La dernière marche, Royalty donc, imprime déjà les tendances qui feront le corpus de Mirrorland. Notamment dans l’équipe de production où l’on retrouve un Childish Major (notamment sur « Nothing but the Best » pour Royalty et « Top Down » pour Mirrorland) qui n’a pas encore arrêté un choix clair entre une carrière de MC et celle de producteur. Comme les membres d’EARTHGANG savent d’où ils viennent et aiment travailler en famille, on retrouve aussi sur Royalty Mereba ou Ari Lennox.
Enfin, si le voyage auquel EARTHGANG nous convie est fait de couleurs vives, de positivisme et finalement, de beaucoup d’humanité, il est aussi fait de phases hallucinées où la réalité est dure à assumer d’où l’ambivalence de vivre au pays du Miroir.
La touche Dreamville aux manettes
Décidément, J. Cole a décidé de se donner les moyens pour mettre les artistes de son label sur orbite. En s’appuyant sur une recette qui a déjà offert le succès qu’on connait à TDE, on retrouve à la production de Mirrorland les têtes pensantes et les mains habiles qui ont conçu les derniers succès des artistes du cru.
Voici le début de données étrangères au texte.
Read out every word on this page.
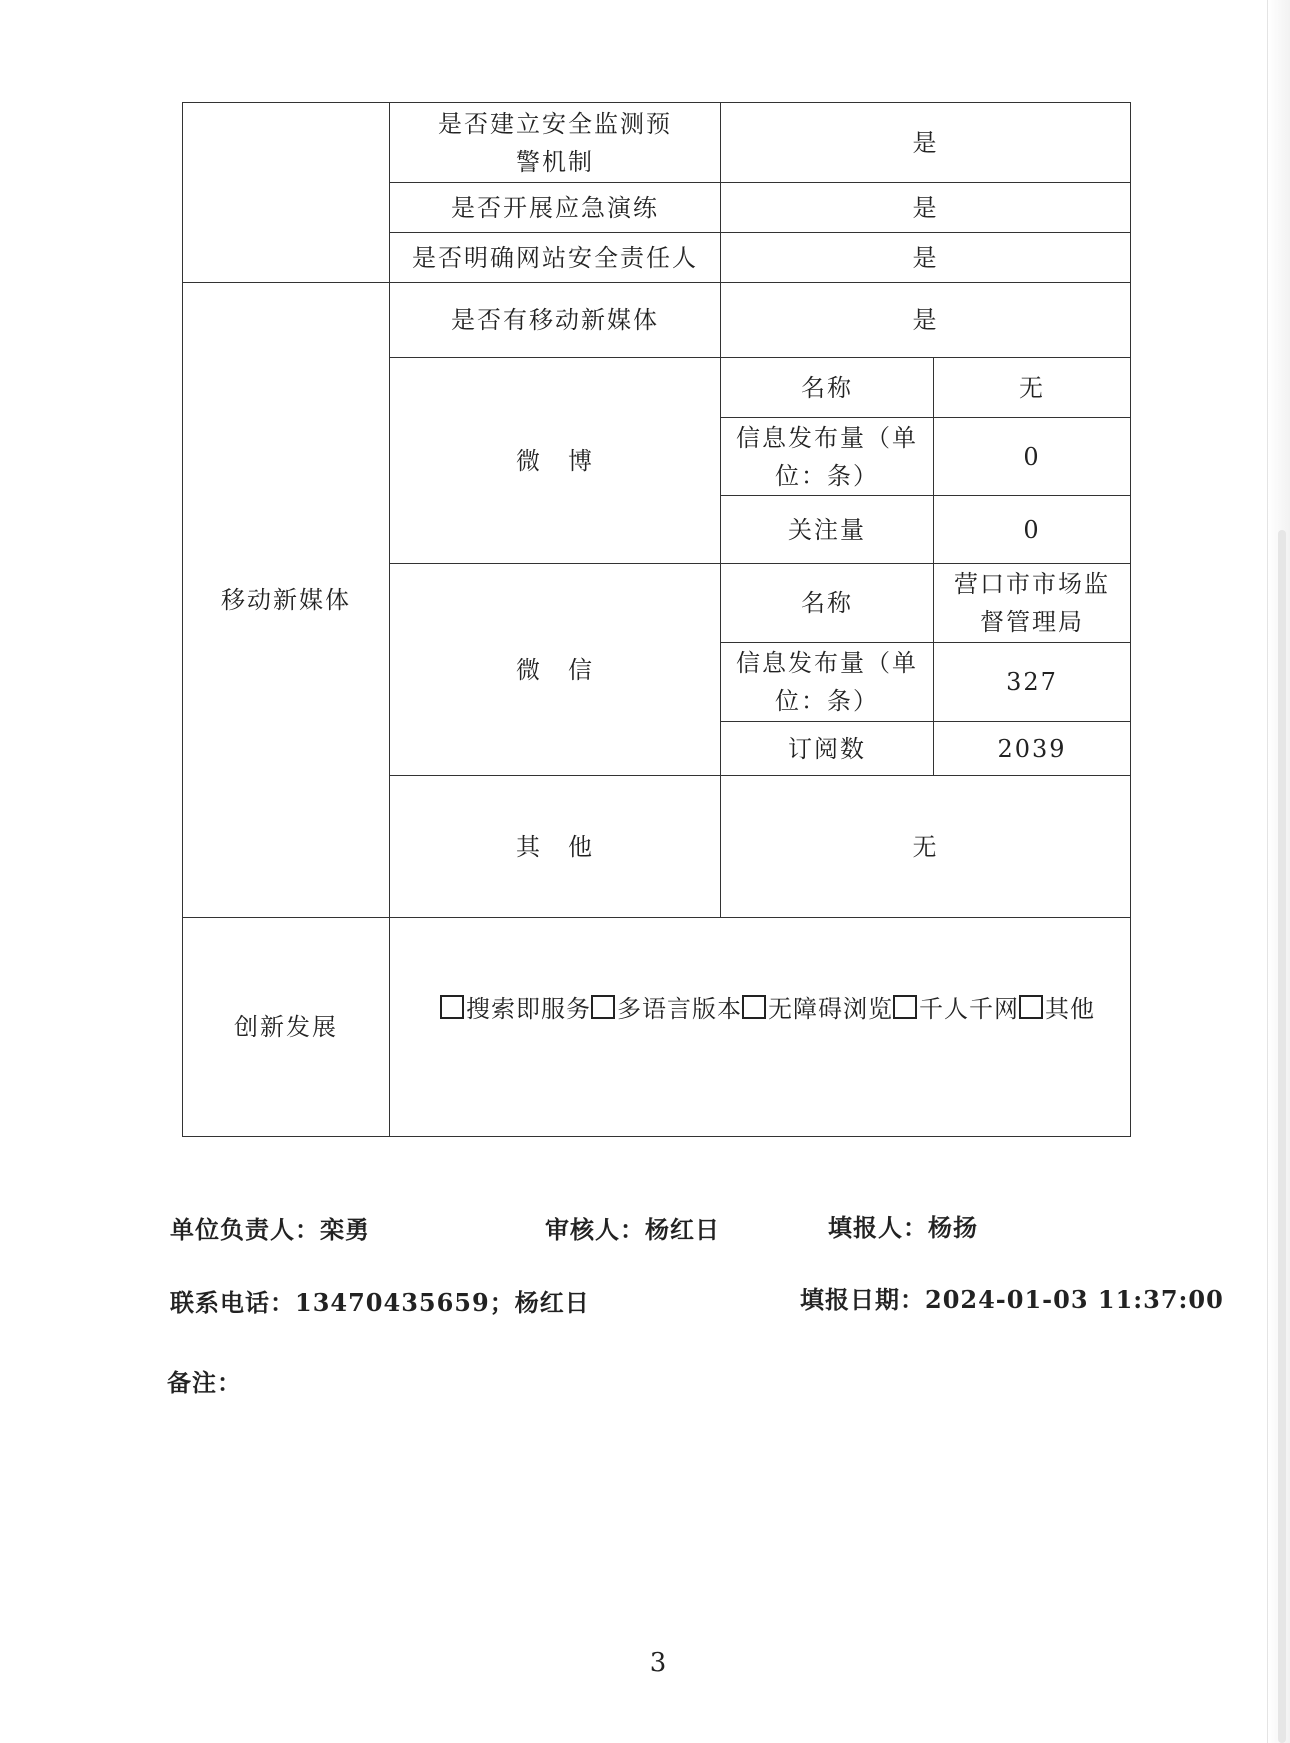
	是否建立安全监测预警机制	是	
	是否开展应急演练	是	
	是否明确网站安全责任人	是	
移动新媒体	是否有移动新媒体	是	
	微　博	名称	无
		信息发布量（单位：条）	0
		关注量	0
	微　信	名称	营口市市场监督管理局
		信息发布量（单位：条）	327
		订阅数	2039
	其　他	无	
创新发展	搜索即服务 多语言版本 无障碍浏览 千人千网 其他		
单位负责人：栾勇	审核人：杨红日	填报人：杨扬
联系电话：13470435659；杨红日	填报日期：2024-01-03 11:37:00
备注：
3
Ron Gilmore par exemple, qui a permis à Bas de s’exprimer pleinement sur Too High to Riot et Milky Way, est crédité sur quatre morceaux de l’album (« Avenue », le délicieux « Blue Moon », le single « Stuck » et le riche « Fields »).
Soulignons aussi les présences notables à la production de J. Cole en personne (sur le premier morceau « LaLa Challenge »), de DJ Dahi, celle de l’homme à tout faire Elite ou encore de DJ Khalil. Si Dahi et Khalil ne sont pas directement affiliés au label, leur présence a le don de souligner l’attractivité d’une écurie dont les artistes aux inspirations protéiformes et à l’expressivité tellement variée savent convaincre les meilleurs.
En termes de contenu, l’opus se présente comme une ballade en 14 actes (et sans refrain) en hommage à la ville d’Atlanta où toute la puissance de l’héritage musical de cette ville se fait ressentir. Si cette ballade n’offre pas toujours des notes légères et qu’elle se veut parfois un peu grinçante, c’est que le voyage auquel nous convie EARTHGANG dans son miroir n’a pas toujours vocation à montrer de la beauté. Pourtant, ils affirment que même ses pustules de laideur n’empêchent pas Atlanta d’être la plus belle. Situation superbement illustrée par le dernier morceau du projet « Wings ».
Est-ce l’opus de l’envol pour EARTHGANG ? L’avenir le dira. Ce qui est certain, c’est que Mirrorland constitue le projet le plus sophistiqué et le plus argumenté de la discographie du groupe d’Atlanta. La patte de J. Cole sans doute et de son carnet d’adresse, mais aussi le fruit d’un travail préparatoire d’impressionnistes qui avancent par petites touches pour dessiner un Mirrorland mirifique et effrayant.
Un très bon LP qui par sa prise de risque musical et promotionnel ainsi que la qualité de sa production s’inscrit dans la lignée du sans-faute qu’enregistre J. Cole avec ses artistes depuis 2017. Reste à voir ce que le Temps lui offrira comme destin et si Pink Floyd sera imité par ce groupe d’Atltanta. Un bémol pourtant, un seul : l’écriture d’un projet d’une telle richesse musicale devrait être un poil plus soignée pour mettre nos deux protagonistes sur orbite immédiat. Mais c’est aussi une affaire de maturité, et EARTHGANG a montré qu’ils ne manquaient ni d’audace ni d’idées.